Indians Could Use a Different Result in 2014 Home Opener
Craig Gifford | On 04, Apr 2014
Home openers have not been kind to the Cleveland Indians in recent years. The Tribe has not won its first game in front of the home crowd since a 10-8 victory over the Chicago White Sox to kick off the 2008 campaign.
There have been five home openers since and all five times a sold out crowd has gone home disappointed and feeling as though they were continuing to watch the same losing team they had watched the year before.
Each year, it was the same story. The Indians lost in front of one of the few highly attended games they would have all year. Fans, outside of the truly devout ones, assumed the loss to start the home slate signaled another down year on the horizon.
The worst of it came in 2011. Cleveland, fresh of an abysmal 69-93 2010 season, was down 12-0 through four innings to Mark Buehrle and the Chicago White Sox in the initial outing at Progressive Field. By game’s end, the sell-out crowd that had braved a chilly and overcast day, looked more like an intimate gathering.
As opposed to being the one-day event that it has become, the home opener should be the start of an exciting season to come, rather than a one-day gathering before attendance figures take a nose-dive the remainder of the summer.
The home opener should be a sign of new life and rebirth. It is cliché, but each new season offers new hope. It should offer a promise that this season, things are different. That is why today’s home opener is a little different than those of recent history.
As the Indians take the home field for the first time this season, hope already exists. Cleveland won 92 games last season. The team, despite being one and done, reached the postseason for the first time since 2007. Ironically, it was the year after that the Tribe last emerged victorious from a home opener.
The die-hard fans will certainly ascend upon downtown Cleveland this afternoon as the Tribe takes on Central Division rival Minnesota. The fans who have already committed to be at multiple games this year, through season tickets or a never-ending love of the game, are already pumped up for the 162-game slate and 81 home dates.
It is the other 20,000 fans or so in attendance today that may need a little nudge that the Indians are finally worthy of their entertainment dollars. Those bandwagon fans are going to Progressive Field, perhaps still a little skeptical. Was last year a mirage? Was it luck? Is this team for real?
A 2-1 showing in Oakland to begin the season can only go so far. That is especially true since most Cleveland fans were only awake for one of those west-coast games and that was the 6-1 loss.

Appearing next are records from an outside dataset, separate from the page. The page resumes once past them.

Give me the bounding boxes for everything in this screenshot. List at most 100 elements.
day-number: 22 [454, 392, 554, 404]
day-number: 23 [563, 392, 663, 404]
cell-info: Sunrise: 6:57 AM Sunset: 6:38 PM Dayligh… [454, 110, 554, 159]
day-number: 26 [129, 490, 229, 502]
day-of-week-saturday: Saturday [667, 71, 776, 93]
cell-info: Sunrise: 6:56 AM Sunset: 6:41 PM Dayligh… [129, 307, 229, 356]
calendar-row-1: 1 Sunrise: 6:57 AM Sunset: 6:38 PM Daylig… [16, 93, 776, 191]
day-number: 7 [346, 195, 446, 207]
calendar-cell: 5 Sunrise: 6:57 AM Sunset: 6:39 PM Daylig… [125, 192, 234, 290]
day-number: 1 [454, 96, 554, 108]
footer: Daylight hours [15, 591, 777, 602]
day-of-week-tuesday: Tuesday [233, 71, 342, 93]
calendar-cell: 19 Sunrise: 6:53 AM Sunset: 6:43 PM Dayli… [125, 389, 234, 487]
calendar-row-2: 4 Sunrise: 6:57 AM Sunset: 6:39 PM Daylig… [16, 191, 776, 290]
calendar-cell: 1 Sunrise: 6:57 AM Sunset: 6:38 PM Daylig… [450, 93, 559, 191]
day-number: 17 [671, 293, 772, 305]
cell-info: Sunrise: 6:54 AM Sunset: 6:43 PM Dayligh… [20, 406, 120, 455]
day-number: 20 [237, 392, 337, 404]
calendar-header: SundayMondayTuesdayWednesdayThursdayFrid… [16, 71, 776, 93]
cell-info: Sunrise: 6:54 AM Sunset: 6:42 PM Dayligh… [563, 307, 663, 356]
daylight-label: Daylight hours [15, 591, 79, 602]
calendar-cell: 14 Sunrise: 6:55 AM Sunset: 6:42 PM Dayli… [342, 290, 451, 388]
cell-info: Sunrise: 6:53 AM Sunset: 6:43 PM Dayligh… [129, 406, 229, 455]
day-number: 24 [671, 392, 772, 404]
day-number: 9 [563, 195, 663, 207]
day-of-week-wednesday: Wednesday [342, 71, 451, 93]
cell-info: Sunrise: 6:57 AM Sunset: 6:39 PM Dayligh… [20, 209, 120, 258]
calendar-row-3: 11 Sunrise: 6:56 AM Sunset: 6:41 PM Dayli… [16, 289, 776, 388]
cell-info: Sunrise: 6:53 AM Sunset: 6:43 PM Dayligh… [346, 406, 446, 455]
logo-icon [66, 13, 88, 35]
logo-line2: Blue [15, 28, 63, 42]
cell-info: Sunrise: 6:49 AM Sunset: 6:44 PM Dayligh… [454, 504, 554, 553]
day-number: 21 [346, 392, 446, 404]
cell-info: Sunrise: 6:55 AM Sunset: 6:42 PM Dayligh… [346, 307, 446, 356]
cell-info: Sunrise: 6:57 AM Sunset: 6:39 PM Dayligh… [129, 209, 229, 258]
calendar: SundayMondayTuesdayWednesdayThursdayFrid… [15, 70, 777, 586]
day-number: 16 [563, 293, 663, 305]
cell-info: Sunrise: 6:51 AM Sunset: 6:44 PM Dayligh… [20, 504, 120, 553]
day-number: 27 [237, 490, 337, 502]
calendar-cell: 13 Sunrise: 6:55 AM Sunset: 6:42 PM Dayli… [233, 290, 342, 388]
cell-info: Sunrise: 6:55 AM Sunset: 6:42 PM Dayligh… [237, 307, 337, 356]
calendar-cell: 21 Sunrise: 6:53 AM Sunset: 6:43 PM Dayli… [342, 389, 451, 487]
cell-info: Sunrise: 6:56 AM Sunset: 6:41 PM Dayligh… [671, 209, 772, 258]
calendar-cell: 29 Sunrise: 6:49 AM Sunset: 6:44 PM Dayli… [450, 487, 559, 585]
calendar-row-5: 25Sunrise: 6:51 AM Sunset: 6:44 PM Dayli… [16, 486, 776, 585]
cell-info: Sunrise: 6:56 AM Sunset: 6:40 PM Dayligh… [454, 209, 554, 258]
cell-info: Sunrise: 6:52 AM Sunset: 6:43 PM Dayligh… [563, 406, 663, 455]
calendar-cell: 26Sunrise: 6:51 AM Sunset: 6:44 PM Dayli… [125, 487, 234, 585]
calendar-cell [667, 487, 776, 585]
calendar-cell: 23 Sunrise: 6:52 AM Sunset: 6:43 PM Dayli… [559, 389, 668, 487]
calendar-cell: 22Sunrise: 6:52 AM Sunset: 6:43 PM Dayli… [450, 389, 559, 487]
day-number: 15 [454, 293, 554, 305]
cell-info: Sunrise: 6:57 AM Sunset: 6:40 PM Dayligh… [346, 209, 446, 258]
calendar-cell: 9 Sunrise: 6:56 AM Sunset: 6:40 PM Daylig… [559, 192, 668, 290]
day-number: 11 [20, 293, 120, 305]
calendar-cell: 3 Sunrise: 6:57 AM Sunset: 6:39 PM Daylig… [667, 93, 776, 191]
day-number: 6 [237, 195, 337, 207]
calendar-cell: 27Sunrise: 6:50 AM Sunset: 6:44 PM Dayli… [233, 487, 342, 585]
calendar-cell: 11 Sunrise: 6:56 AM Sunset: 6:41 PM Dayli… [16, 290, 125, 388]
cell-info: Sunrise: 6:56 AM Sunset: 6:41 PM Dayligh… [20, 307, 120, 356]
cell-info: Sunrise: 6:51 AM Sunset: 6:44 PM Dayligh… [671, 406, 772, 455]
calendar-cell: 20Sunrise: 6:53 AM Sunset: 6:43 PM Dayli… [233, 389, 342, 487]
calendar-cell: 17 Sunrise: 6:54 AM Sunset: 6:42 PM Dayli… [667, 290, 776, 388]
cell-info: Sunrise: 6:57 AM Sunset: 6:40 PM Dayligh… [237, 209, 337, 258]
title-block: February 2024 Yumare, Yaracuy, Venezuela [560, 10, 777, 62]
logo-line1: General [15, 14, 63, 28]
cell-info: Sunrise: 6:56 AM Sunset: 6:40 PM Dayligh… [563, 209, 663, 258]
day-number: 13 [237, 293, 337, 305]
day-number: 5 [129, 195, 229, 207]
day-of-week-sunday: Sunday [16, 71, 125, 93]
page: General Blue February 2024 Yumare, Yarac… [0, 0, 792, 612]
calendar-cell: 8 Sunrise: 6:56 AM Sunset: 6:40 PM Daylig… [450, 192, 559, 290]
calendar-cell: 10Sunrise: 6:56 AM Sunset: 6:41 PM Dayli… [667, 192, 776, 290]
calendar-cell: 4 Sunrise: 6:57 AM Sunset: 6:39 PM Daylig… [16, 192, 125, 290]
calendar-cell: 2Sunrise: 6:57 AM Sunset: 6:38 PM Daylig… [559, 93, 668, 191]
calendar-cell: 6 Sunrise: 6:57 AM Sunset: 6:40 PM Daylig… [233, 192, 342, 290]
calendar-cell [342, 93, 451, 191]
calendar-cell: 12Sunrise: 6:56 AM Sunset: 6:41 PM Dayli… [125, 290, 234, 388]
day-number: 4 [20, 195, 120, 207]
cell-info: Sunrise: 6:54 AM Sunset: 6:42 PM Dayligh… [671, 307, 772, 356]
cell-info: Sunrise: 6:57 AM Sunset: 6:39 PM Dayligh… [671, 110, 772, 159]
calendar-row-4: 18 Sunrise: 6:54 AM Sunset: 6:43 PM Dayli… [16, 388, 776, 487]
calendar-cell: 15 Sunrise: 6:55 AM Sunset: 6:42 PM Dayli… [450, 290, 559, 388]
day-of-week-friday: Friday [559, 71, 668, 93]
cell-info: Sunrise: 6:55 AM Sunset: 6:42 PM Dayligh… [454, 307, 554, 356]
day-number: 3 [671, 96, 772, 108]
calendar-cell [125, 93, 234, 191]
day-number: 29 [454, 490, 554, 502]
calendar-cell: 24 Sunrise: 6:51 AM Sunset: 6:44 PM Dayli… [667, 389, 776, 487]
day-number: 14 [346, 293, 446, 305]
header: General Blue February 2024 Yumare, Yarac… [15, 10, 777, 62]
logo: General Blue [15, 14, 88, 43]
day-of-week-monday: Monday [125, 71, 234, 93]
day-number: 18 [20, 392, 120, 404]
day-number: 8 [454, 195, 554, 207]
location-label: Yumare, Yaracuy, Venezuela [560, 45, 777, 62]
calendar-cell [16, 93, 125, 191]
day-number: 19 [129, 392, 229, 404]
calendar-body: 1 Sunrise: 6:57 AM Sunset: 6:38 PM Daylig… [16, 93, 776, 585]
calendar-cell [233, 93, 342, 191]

Today, the Indians can begin to prove they are the real deal and can again compete for the playoffs. They have the perfect set-up, outside of potential rain. It should be around 60 degrees for the kick off to the home schedule.

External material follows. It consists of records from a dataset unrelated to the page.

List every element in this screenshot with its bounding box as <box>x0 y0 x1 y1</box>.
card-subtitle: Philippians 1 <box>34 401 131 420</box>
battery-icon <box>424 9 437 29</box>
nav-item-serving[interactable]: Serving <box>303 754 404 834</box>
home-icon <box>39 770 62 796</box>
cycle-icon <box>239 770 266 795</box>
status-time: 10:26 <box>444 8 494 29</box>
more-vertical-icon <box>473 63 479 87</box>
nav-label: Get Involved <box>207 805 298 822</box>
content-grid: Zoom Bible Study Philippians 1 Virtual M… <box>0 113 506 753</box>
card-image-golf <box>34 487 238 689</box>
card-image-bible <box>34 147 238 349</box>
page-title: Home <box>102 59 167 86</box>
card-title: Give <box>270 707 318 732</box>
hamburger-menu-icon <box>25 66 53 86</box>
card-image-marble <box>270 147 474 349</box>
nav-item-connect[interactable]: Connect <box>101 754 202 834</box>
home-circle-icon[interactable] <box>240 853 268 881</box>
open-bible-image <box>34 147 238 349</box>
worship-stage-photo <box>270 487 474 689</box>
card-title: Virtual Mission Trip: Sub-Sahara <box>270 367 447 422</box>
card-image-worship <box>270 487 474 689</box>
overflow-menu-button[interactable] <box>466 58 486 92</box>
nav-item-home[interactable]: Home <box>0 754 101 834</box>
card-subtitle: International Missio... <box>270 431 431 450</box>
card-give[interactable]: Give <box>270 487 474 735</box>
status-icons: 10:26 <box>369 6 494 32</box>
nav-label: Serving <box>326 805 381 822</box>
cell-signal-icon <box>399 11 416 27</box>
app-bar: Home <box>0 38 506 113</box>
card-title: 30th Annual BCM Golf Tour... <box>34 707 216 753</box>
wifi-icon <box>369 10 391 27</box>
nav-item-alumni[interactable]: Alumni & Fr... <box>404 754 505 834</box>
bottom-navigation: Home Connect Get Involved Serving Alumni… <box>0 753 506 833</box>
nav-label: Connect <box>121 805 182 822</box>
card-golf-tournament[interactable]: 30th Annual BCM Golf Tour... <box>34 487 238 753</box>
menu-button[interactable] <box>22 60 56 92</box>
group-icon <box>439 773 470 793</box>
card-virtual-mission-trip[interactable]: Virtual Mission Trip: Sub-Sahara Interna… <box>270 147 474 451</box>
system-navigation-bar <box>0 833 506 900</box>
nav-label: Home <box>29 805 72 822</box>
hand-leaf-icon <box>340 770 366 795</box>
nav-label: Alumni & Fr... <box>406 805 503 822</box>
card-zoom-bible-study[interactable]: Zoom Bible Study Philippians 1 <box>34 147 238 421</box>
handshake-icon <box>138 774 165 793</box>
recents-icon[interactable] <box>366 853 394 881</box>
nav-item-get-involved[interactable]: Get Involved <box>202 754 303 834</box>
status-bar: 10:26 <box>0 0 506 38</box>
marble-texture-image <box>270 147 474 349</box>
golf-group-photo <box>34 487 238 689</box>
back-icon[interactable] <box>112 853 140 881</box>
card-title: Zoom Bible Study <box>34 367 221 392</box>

Perhaps more important than good weather, as Clevelanders will flock to a home opener in just about any conditions, the Indians will be showcasing the future of its franchise. Last year’s rookie sensation and Wild Card game starter, Danny Salazar will take the mound for his first 2014 start today.

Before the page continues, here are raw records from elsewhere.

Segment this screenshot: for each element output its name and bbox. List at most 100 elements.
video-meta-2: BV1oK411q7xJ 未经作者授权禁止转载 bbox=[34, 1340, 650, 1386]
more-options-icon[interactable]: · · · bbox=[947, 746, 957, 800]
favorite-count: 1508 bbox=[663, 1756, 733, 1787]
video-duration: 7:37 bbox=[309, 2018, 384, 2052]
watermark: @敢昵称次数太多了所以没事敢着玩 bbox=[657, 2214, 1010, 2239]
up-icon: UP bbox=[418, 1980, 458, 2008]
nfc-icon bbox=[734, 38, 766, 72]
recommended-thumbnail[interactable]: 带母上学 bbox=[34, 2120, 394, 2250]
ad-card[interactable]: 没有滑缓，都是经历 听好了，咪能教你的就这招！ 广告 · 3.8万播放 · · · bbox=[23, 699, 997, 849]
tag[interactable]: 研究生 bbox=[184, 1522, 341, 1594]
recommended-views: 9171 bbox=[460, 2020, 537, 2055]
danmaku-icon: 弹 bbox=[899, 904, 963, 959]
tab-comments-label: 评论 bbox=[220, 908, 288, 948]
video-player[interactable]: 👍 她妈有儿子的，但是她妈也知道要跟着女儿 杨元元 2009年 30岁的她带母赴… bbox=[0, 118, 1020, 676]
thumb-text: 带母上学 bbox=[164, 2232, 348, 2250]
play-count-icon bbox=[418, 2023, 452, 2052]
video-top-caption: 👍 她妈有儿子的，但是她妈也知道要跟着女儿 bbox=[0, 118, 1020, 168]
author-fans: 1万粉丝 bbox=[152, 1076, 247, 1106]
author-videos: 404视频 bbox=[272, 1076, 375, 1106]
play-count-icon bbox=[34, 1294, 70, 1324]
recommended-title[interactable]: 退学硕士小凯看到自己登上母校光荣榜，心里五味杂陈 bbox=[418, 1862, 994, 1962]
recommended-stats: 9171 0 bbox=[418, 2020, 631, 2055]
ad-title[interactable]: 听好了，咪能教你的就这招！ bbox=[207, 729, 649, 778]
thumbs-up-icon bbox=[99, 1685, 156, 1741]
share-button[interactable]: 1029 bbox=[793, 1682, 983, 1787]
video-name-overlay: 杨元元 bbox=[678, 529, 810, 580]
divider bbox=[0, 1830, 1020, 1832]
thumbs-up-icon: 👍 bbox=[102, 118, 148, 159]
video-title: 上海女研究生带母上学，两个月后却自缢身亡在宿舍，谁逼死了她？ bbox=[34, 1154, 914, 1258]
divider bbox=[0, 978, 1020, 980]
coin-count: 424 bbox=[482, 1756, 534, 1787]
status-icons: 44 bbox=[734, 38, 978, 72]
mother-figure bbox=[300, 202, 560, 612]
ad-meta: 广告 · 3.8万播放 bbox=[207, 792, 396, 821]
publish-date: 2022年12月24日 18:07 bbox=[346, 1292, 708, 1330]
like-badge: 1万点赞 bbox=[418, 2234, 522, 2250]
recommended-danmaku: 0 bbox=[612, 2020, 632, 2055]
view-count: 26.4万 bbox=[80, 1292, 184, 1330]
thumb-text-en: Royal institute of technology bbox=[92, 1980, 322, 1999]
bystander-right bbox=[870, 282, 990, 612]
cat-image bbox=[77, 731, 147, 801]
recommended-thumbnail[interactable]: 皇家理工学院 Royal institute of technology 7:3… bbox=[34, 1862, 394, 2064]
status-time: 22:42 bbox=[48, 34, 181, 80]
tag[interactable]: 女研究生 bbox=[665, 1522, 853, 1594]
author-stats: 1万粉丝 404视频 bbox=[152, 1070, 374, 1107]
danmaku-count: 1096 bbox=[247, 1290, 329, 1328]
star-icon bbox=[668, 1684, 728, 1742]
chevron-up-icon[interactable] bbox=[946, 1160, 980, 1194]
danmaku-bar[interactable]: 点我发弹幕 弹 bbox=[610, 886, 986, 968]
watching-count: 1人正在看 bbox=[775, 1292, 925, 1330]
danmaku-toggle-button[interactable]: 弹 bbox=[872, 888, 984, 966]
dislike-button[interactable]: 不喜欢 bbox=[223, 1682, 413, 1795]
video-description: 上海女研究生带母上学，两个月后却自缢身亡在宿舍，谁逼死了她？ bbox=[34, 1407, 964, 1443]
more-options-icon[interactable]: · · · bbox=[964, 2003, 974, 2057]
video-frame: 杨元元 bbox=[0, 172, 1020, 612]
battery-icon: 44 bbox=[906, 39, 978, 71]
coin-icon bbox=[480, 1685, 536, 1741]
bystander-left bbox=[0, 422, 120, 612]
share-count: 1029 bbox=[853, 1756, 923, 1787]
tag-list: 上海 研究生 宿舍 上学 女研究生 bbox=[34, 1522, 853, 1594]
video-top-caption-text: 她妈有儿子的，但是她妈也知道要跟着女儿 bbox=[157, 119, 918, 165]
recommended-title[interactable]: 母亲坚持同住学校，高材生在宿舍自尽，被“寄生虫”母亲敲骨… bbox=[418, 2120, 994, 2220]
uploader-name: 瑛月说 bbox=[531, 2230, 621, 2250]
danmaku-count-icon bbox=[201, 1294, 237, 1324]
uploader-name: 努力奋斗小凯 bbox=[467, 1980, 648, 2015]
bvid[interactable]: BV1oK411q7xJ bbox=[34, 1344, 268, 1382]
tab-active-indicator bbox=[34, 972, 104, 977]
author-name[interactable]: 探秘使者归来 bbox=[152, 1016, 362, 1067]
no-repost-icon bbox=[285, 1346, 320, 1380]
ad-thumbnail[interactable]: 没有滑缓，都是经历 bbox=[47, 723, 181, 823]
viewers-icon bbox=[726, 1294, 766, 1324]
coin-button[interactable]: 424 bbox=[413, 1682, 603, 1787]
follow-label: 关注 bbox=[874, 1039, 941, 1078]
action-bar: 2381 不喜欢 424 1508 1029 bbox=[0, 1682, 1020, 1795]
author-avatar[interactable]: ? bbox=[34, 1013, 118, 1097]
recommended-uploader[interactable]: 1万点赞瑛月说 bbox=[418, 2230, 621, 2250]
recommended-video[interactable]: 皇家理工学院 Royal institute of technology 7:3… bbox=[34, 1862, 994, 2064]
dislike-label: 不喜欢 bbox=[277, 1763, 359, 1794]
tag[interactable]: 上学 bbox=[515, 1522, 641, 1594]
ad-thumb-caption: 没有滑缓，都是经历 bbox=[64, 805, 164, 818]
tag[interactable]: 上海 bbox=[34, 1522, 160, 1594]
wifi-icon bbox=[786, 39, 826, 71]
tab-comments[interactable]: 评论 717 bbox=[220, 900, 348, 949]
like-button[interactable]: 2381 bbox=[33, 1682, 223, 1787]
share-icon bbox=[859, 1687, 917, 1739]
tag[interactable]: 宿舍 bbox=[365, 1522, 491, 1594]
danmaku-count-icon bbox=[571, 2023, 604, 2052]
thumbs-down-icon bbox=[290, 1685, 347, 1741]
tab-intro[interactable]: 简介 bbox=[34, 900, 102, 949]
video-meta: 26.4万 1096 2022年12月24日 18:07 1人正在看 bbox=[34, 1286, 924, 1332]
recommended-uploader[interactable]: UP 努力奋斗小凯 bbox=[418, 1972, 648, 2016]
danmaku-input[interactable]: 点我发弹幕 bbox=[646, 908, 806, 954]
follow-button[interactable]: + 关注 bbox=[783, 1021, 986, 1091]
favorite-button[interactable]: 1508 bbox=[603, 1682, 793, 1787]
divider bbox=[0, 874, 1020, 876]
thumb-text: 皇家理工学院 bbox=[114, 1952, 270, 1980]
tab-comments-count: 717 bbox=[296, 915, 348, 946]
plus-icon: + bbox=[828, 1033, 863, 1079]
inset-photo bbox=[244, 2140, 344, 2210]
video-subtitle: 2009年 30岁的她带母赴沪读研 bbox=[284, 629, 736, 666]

The hard-throwing right hander surprised many last year when he shot up from the minors to help spur the Tribe’s September push to the postseason. In 10 starts, Salazar was 2-3 with a 3.12 ERA. He has the stuff and makeup of a possible No. 1 or 2 starter at some point.
If Salazar can go out and deliver a gem and the Indians can show what they are made of with a solid performance against the Twins, it would go a long way toward reawakening a sleeping fan base.
Think about this, today’s game will mark a very rare occurrence in that it will be the second straight sold-out game at the Tribe’s home park. The last sell out, the playoff game against Tampa Bay saw the Indians get goose-egged in front of a fan base that was ready to embrace the team again. Cleveland has a reprieve, of sorts, to do better things in front of a packed house today.
A win would help sway the naysayers to the side of this club having real hope – not just which comes when the season opens. In 2008, when the Indians came off a playoff season and won the home opener, more than 17,000 fans showed up for the second game. It is not a lot, but it is a far cry from the 10,000 – 12,000 the stadium sees far too often.
Reaching the playoffs last year was the beginning of mending ties with a jaded and somewhat hurt fan base. The only way to continue that is continue to win. There is no better time to continue the victorious trend than in front of a sold-out Progressive Field with a group of fans looking for a reason to be excited about one of its local teams.
Any home opener is nice to win. However, this one may have a little more meaning than all those in which the Tribe came up empty. Expectations are now higher, as they should be. A win today does not mean all those expectations will be fulfilled, but it would help to continue providing s little hope to even those fans who barely pay attention beyond day one.